To create a micropayments infrastructure, we need to build on what already exists. Mobile operators in India have created an amazing network of points of presence where one can buy airtime. They know how to handle cash that users pay. (Cash remains the preferred payment mechanism given the low penetration of credit, debit and cash cards in India.)
Today, mobile operators cannot use the cash balance that is there with them for purposes other than voice and data services. Besides, the high incidence of taxes (10% service tax and 15% spectrum and allied charges, for a total of about 23% on what the end users pay) makes it difficult to use the cash balance for real world transactions.
Suppose, we were to change this and allow the cash balance that operators have to be used for third-party non-voice services for a fee of say 10%. Credit card companies charge merchants about 2.5-3% for transactions. Operators could play a similar role for small transactions (say, under Rs 250 or Rs 500).
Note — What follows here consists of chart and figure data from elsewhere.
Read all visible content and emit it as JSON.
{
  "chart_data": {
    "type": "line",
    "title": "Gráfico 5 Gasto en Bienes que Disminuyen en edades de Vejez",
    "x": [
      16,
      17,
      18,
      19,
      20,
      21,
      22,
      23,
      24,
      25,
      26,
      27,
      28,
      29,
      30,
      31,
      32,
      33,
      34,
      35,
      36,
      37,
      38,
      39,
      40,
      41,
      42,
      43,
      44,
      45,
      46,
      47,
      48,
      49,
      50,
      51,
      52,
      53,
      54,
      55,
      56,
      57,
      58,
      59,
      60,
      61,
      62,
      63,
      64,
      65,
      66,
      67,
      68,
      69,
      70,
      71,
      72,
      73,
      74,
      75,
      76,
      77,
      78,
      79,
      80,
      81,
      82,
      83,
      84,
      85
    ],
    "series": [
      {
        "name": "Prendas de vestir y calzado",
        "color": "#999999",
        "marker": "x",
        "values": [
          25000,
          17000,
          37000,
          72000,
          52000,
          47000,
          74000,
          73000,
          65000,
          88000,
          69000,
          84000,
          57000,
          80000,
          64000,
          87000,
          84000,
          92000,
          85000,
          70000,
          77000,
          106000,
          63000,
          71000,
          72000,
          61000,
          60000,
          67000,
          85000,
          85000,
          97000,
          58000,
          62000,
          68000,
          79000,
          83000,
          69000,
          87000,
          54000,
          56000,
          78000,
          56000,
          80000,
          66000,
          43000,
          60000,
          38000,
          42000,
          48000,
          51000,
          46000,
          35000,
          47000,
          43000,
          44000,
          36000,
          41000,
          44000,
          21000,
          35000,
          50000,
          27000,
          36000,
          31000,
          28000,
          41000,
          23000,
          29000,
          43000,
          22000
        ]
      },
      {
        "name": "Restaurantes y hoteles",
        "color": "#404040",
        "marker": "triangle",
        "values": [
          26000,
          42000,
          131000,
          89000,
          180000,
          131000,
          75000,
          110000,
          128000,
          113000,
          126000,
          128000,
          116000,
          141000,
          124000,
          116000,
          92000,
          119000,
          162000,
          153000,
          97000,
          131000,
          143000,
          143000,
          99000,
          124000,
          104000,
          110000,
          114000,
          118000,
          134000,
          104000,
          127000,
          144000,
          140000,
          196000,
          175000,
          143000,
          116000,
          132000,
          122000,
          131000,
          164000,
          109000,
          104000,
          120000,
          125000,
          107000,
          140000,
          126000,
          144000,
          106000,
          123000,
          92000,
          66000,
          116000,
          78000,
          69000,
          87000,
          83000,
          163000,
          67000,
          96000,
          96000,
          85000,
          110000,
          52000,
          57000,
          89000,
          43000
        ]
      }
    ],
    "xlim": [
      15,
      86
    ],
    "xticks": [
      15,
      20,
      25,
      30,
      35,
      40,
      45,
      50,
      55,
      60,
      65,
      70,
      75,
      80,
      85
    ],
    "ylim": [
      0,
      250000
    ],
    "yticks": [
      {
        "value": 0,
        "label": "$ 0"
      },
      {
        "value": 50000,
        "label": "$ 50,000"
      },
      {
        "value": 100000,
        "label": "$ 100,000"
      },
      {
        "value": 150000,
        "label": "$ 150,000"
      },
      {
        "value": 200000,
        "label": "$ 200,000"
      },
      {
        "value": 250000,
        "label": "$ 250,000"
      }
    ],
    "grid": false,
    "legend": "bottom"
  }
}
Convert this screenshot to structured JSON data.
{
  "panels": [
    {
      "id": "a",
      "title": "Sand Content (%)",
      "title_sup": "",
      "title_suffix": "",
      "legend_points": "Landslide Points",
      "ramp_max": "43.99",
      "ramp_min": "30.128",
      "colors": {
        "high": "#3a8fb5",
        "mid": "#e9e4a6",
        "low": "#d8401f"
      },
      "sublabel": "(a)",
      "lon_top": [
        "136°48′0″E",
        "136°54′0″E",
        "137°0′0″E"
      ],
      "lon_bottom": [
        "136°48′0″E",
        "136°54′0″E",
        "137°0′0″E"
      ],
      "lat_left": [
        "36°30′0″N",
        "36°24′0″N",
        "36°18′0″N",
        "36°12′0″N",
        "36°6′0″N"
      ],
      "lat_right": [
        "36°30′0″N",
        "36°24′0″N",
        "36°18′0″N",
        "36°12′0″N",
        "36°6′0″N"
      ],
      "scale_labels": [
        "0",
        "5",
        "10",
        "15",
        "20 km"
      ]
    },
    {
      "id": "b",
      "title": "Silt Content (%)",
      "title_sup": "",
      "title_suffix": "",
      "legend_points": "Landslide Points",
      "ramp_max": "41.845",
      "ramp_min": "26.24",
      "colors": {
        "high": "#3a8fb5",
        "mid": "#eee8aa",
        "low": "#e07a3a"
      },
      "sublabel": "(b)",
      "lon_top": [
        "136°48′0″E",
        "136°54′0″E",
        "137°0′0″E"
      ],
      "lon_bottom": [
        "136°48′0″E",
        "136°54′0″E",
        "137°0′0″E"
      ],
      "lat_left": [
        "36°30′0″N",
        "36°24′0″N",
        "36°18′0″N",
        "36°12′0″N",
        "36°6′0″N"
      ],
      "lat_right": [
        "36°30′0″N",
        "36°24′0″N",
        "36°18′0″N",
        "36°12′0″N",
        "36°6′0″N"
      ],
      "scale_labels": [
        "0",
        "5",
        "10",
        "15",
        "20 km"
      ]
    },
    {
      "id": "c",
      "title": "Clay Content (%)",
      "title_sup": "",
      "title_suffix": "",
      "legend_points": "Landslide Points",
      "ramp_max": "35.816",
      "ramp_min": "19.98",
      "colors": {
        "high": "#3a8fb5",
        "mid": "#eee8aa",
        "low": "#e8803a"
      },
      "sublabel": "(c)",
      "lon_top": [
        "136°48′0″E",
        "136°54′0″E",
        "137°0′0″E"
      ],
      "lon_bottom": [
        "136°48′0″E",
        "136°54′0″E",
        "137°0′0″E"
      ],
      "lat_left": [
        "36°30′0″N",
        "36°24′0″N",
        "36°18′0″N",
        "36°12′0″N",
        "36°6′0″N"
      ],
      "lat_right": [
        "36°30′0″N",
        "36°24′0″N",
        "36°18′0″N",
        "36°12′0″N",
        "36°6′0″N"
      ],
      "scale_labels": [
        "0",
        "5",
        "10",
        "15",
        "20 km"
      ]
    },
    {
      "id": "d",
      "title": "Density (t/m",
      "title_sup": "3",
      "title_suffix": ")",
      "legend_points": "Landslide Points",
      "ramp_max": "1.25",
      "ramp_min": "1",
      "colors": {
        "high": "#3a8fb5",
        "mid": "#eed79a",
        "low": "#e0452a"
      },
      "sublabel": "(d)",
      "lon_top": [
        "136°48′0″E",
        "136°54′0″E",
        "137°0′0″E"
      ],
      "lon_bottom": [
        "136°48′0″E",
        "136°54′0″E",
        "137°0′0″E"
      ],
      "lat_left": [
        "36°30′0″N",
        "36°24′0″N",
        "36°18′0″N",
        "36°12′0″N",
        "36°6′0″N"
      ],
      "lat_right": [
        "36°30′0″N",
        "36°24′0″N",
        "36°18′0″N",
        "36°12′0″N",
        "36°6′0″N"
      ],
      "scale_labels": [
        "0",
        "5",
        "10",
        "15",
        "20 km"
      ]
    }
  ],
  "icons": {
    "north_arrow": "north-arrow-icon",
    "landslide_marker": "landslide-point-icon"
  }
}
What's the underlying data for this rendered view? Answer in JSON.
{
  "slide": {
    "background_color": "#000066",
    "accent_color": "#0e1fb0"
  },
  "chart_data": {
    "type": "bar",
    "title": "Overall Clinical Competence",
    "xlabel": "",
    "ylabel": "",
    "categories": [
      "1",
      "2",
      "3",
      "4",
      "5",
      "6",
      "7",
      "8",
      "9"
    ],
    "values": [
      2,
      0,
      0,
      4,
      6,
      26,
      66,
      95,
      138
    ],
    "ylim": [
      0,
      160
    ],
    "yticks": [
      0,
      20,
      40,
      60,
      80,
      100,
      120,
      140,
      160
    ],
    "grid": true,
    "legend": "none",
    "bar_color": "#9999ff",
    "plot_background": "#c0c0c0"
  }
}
This would be a game-changer in India. Application and service providers could now create services and leverage the cash balance that users have for collecting their payments. Consumers already know how to refill their accounts with cash given the ubiquity of the mobile prepaid infrastructure.
If we can even imagine India’s top 20% (10 crore) mobile users spending Rs 50 a month on new services, it creates a new annual market of Rs 6,000 crore ($1.3+ billion).
More importantly, it will create interest in computers, software and the Internet amongst the youth, and out of that we could see the emergence of India’s Tencents and Googles. A decade ago, many in India were fired up with the potential of the Internet only to be disappointed by the market. This time around, the potential of the market can delight many in India.